Local Hero – 5 stars
Writer/director Bill Forsyth was born in Glasgow so he was well-positioned to create this love letter to Scotland. Big oil executive Peter Riegert, who lives a precise, antiseptic and singular life in Houston (he prefers to do deals at arm’s length – “I’m a telefax man”) is sent to a small fishing community in Scotland to buy up the land for a new refinery site. Before his journey, the company’s quirky owner and amateur astronomer, Burt Lancaster, enlists Riegert to canvass the skies in search of a comet. Riegert finds a quaint, simpler life that slowly transforms him from uptight businessman to wistful boy, entranced by the scenery, pace and wonder of the coast. The charm of the film is embodied in the village, in the film’s quieter moments, and as it infatuates Riegert, so too the audience.

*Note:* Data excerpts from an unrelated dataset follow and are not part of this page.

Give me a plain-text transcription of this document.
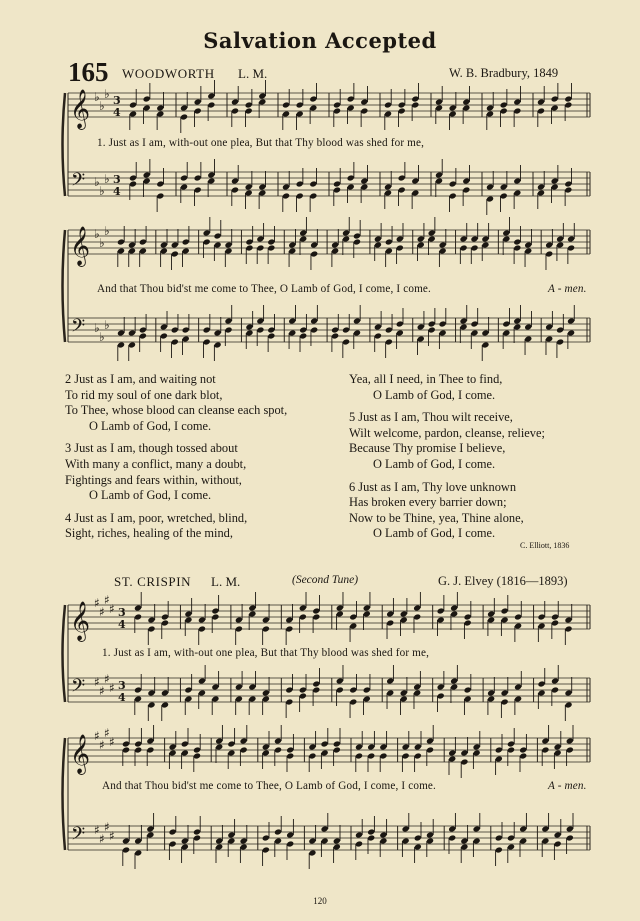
Salvation Accepted
165 WOODWORTH L. M.	W. B. Bradbury, 1849
𝄞
𝄢
♭
♭
♭
♭
♭
♭
3
4
3
4
1. Just as I am, with-out one plea, But that Thy blood was shed for me,
𝄞
𝄢
♭
♭
♭
♭
♭
♭
And that Thou bid'st me come to Thee, O Lamb of God, I come, I come.	A - men.
2 Just as I am, and waiting not
To rid my soul of one dark blot,
To Thee, whose blood can cleanse each spot,
O Lamb of God, I come.
3 Just as I am, though tossed about
With many a conflict, many a doubt,
Fightings and fears within, without,
O Lamb of God, I come.
4 Just as I am, poor, wretched, blind,
Sight, riches, healing of the mind,
Yea, all I need, in Thee to find,
O Lamb of God, I come.
5 Just as I am, Thou wilt receive,
Wilt welcome, pardon, cleanse, relieve;
Because Thy promise I believe,
O Lamb of God, I come.
6 Just as I am, Thy love unknown
Has broken every barrier down;
Now to be Thine, yea, Thine alone,
O Lamb of God, I come.
C. Elliott, 1836
ST. CRISPIN L. M.	(Second Tune)	G. J. Elvey (1816—1893)
𝄞
𝄢
♯
♯
♯
♯
♯
♯
♯
♯
3
4
3
4
1. Just as I am, with-out one plea, But that Thy blood was shed for me,
𝄞
𝄢
♯
♯
♯
♯
♯
♯
♯
♯
And that Thou bid'st me come to Thee, O Lamb of God, I come, I come.	A - men.
120
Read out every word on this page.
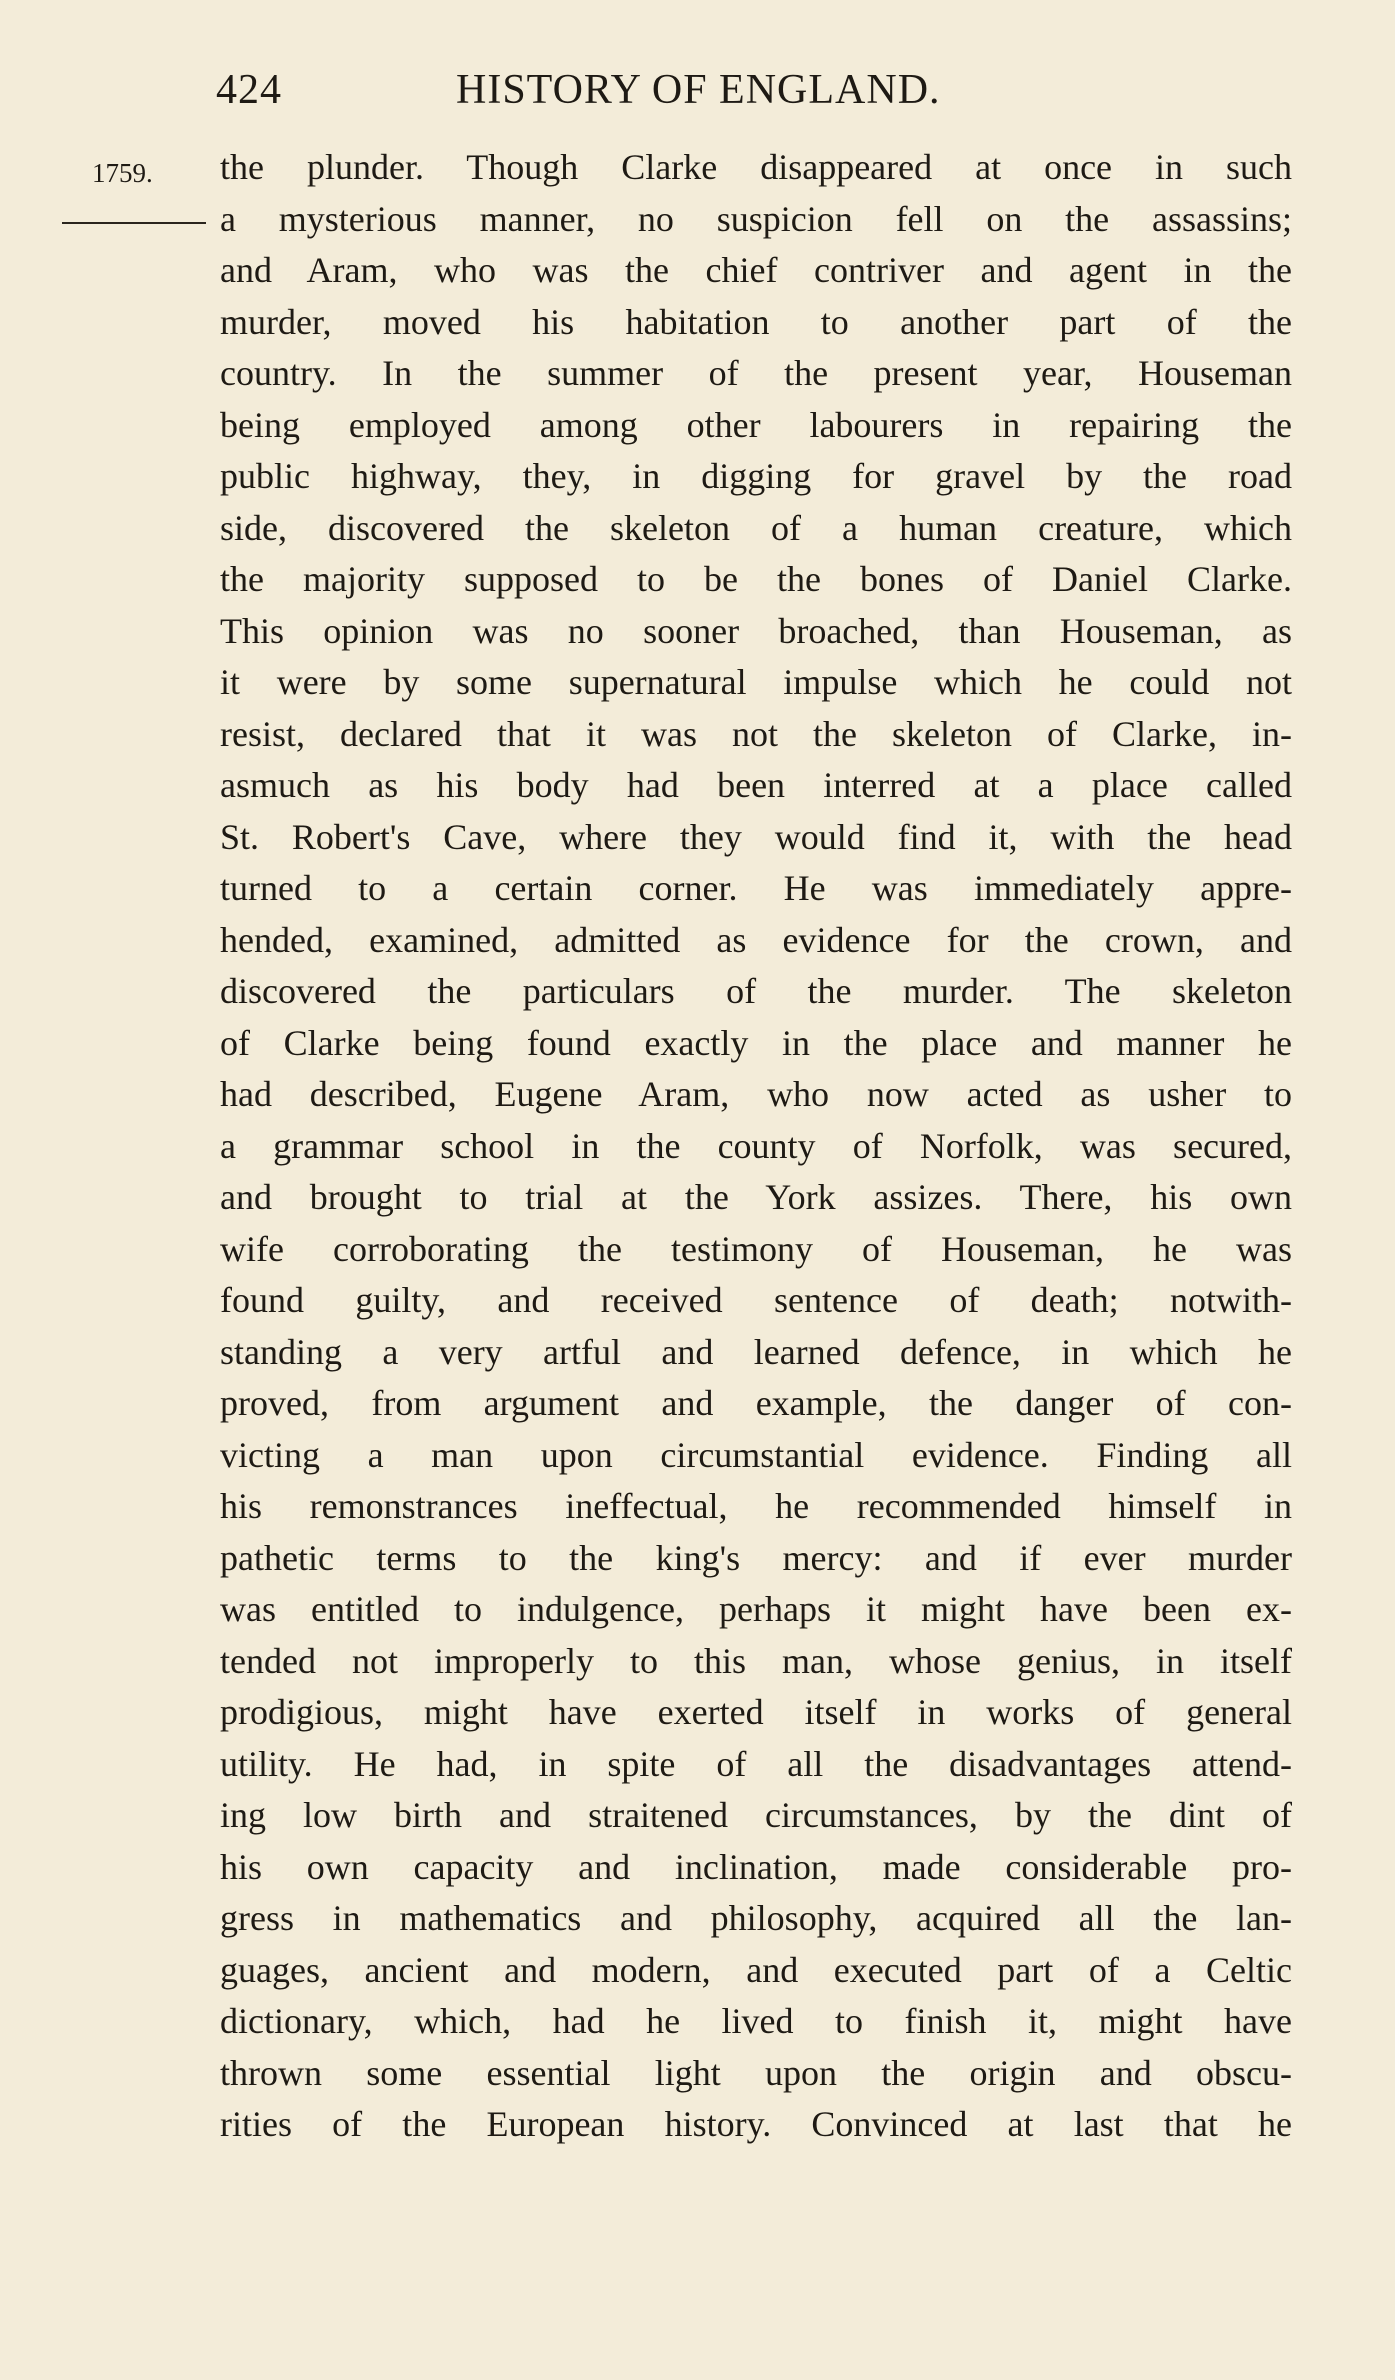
424	HISTORY OF ENGLAND.
1759. the plunder. Though Clarke disappeared at once in such
a mysterious manner, no suspicion fell on the assassins;
and Aram, who was the chief contriver and agent in the
murder, moved his habitation to another part of the
country. In the summer of the present year, Houseman
being employed among other labourers in repairing the
public highway, they, in digging for gravel by the road
side, discovered the skeleton of a human creature, which
the majority supposed to be the bones of Daniel Clarke.
This opinion was no sooner broached, than Houseman, as
it were by some supernatural impulse which he could not
resist, declared that it was not the skeleton of Clarke, in-
asmuch as his body had been interred at a place called
St. Robert's Cave, where they would find it, with the head
turned to a certain corner. He was immediately appre-
hended, examined, admitted as evidence for the crown, and
discovered the particulars of the murder. The skeleton
of Clarke being found exactly in the place and manner he
had described, Eugene Aram, who now acted as usher to
a grammar school in the county of Norfolk, was secured,
and brought to trial at the York assizes. There, his own
wife corroborating the testimony of Houseman, he was
found guilty, and received sentence of death; notwith-
standing a very artful and learned defence, in which he
proved, from argument and example, the danger of con-
victing a man upon circumstantial evidence. Finding all
his remonstrances ineffectual, he recommended himself in
pathetic terms to the king's mercy: and if ever murder
was entitled to indulgence, perhaps it might have been ex-
tended not improperly to this man, whose genius, in itself
prodigious, might have exerted itself in works of general
utility. He had, in spite of all the disadvantages attend-
ing low birth and straitened circumstances, by the dint of
his own capacity and inclination, made considerable pro-
gress in mathematics and philosophy, acquired all the lan-
guages, ancient and modern, and executed part of a Celtic
dictionary, which, had he lived to finish it, might have
thrown some essential light upon the origin and obscu-
rities of the European history. Convinced at last that he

There are so many good things about this picture it’s hard to catalogue them all. Riegert manages to be deadpan yet earnest, never once lapsing into sarcasm or condescension, and Forsyth writes him in a manner that never requires an explanation of or ode to his disquiet. The villagers are not schmaltzy local yokels, with a song in their heart and a lesson to impart. Rather, they are a slightly cynical bunch who received intel on the purchase and they – like anyone – lust for the big payoff. As Forsyth has acknowledged, “I don’t want you to think there was some deliberate message. You talk about the plot, but was there one? I mean, people can look back and say, oh, this was all an early one about the environment or whatever, but it didn’t happen that way, or if it did it was accidental. I’m not political, either in film or personally, and I don’t really do plot, and certainly don’t aim to broadcast a ‘message’. I suppose I like to tell stories. And if I’m writing a film, and don’t really have a plot, then you have to fill the screen with something, so I try to do so with characters, incidents.”
The picture features an impossibly young Peter Capaldi (In the Loop, World War Z), hilarious as Riegert’s liaison. His high dudgeon when the town’s cook serves him an injured rabbit he has saved from a road injury is priceless. Mark Knopfler also contributes a restrained, moody score that melds his guitar licks with a little-80s Vangelis synthesizer.
Apparently, Forsyth only got a few bites at the apple in Hollywood, the last one being a poorly reviewed Robin Williams vehicle, Being Human. It’s a shame. Forsyth was interviewed by The Guardian in 2008, which correctly called Local Hero “one of the quiet must-see little masterpieces of British cinema.”